In this current case, the medical alert company Lifewatch is alleged to have perpetuated a similar scheme, but with different telemarketers. The complaint alleges that LifeWatch has illegally deceived senior consumers in the US and Canada, luring them into buying medical alert systems and paying monthly monitoring fees. The deception was accomplished by using misleading robocalls through telemarketing.
The FTC and the Attorney General’s Office claim that Lifewatch was not only aware of but was, in fact, responsible for the unlawful activities of Worldwide Info Services. They further allege that when Worldwide was forced to stop its operations, Lifewatch simply went on with its illegal telemarketing campaign using other telemarketers.

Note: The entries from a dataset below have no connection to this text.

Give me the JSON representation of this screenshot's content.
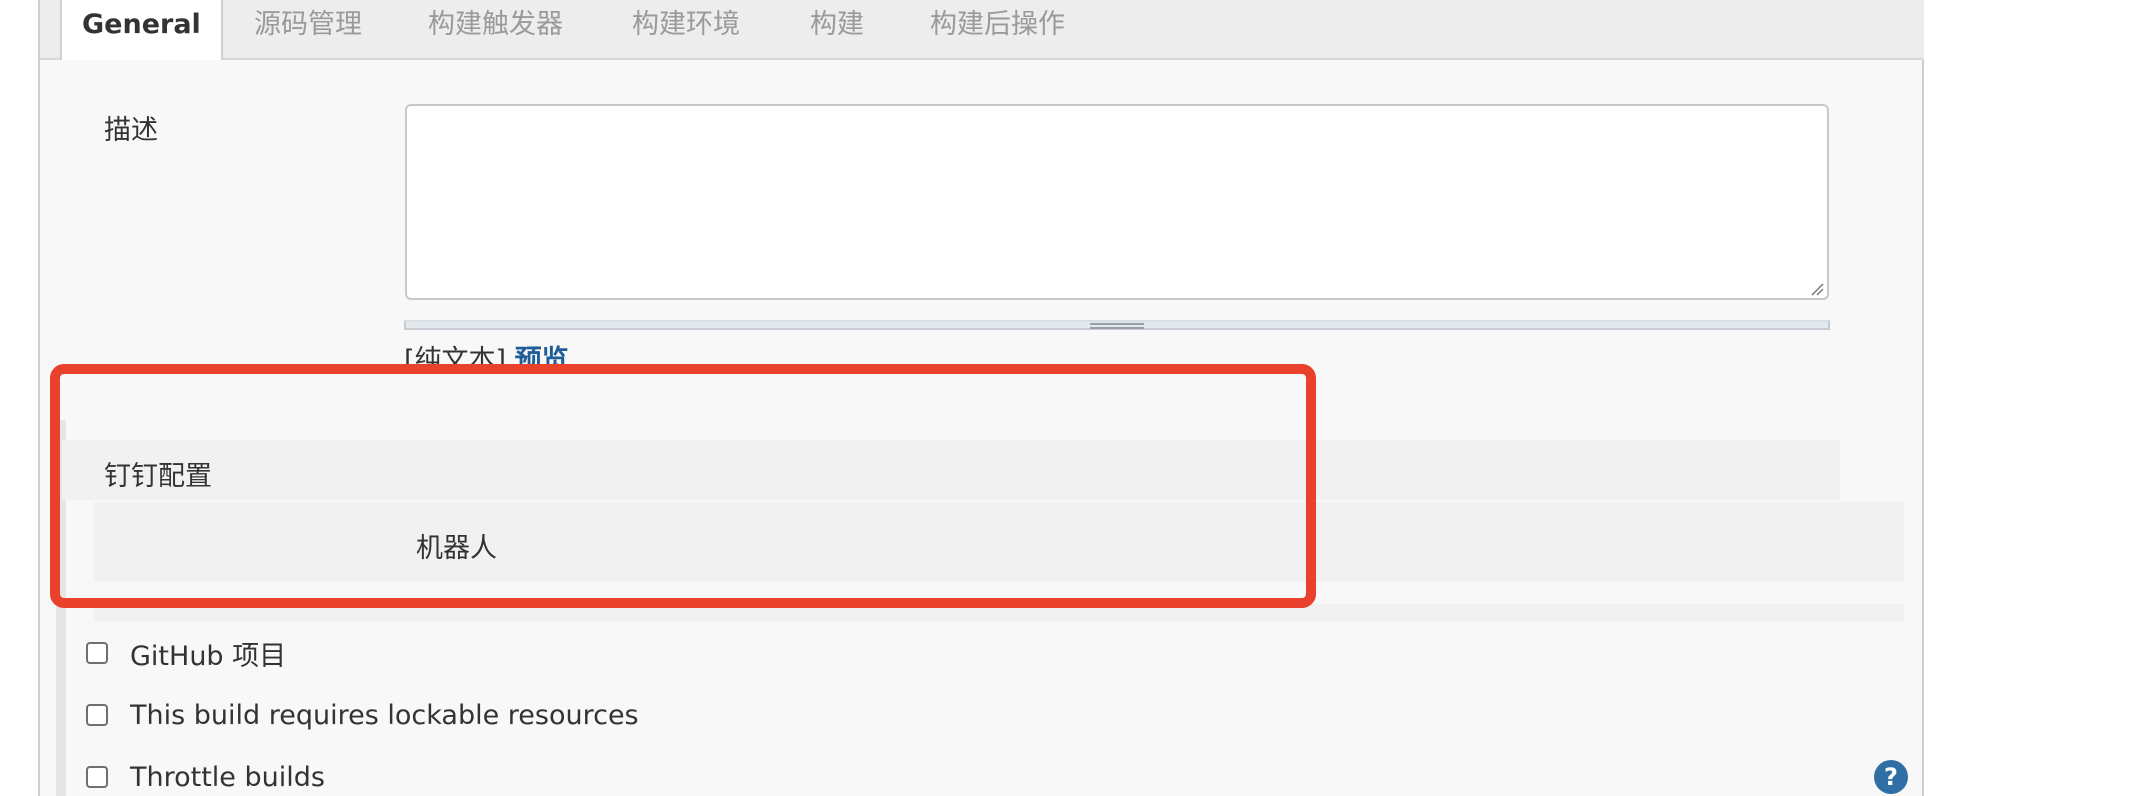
{
  "tabs": [
    {
      "label": "General",
      "active": true
    },
    {
      "label": "源码管理",
      "active": false
    },
    {
      "label": "构建触发器",
      "active": false
    },
    {
      "label": "构建环境",
      "active": false
    },
    {
      "label": "构建",
      "active": false
    },
    {
      "label": "构建后操作",
      "active": false
    }
  ],
  "description": {
    "label": "描述",
    "value": "",
    "format_prefix": "[纯文本]",
    "preview_link": "预览"
  },
  "dingtalk": {
    "section_title": "钉钉配置",
    "robot_label": "机器人"
  },
  "options": [
    {
      "label": "GitHub 项目",
      "checked": false
    },
    {
      "label": "This build requires lockable resources",
      "checked": false
    },
    {
      "label": "Throttle builds",
      "checked": false
    }
  ],
  "help": {
    "glyph": "?"
  },
  "colors": {
    "highlight": "#e8412c",
    "link": "#1f5d99",
    "help_icon": "#2f6fa6"
  }
}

From the FTC press release:
“Some scammers won’t take a hint,” said Jessica Rich, Director of the FTC’s Bureau of Consumer Protection. “When we sued Lifewatch’s telemarketers for making deceptive robocalls, they just continued the same illegal practices with new telemarketers. The FTC and the Florida Attorney General won’t be deterred, and will continue to work together to stop illegal robocalls.”
The joint complaint says the Lifewatch has bombarded consumers – predominantly elderly ones – with countless uninvited robocalls. These calls generally use numbers which are on the Do Not Call Registry. Using phony and unauthorized caller-ID data, the calls use pre-recorded messages to mislead consumers into believing that a medical alert system has been bought for them. The telemarketers who spoke with the elderly consumers refused to tell them who might have purchased the system for them.
The telemarketers ultimately acknowledge that monitoring fees will be charged on a monthly basis, although billing will start only when the system has been activated. Consumers are asked to give their bank account and credit card details and other similar information.
What To Do
Basically, these are unsolicited cold calls made by automated dialers to the elderly. No major reputable medical alert company is doing this. Even though this scheme may have ended or is on its way out, medical alert scams appear popular and could continue to perpetuate from other sources. So be careful.
If you or your parents are shopping for a medical alert system, make sure that you or your parents are the ones calling the company up and inquiring or purchasing. Never respond to a call that has a pre-corded message on medical alert systems, especially if the message says that you can receive a system “at no charge.” More tips here. You can research various companies on this website and their websites before you decide if you even want to call them up.
Consumers who bought in complained that they were charged practically immediately, and that they were liable for more than $400 of equipment fees unless they returned the system. Even then, they still owed the company for monthly monitoring fees of between $29.95 and $39.95.
The joint FTC and Florida AG complaint seeks preliminary injunction to disallow the defendants from using unlawful robocalls and from making false telemarketing claims. It also seeks monetary restitution for the victims.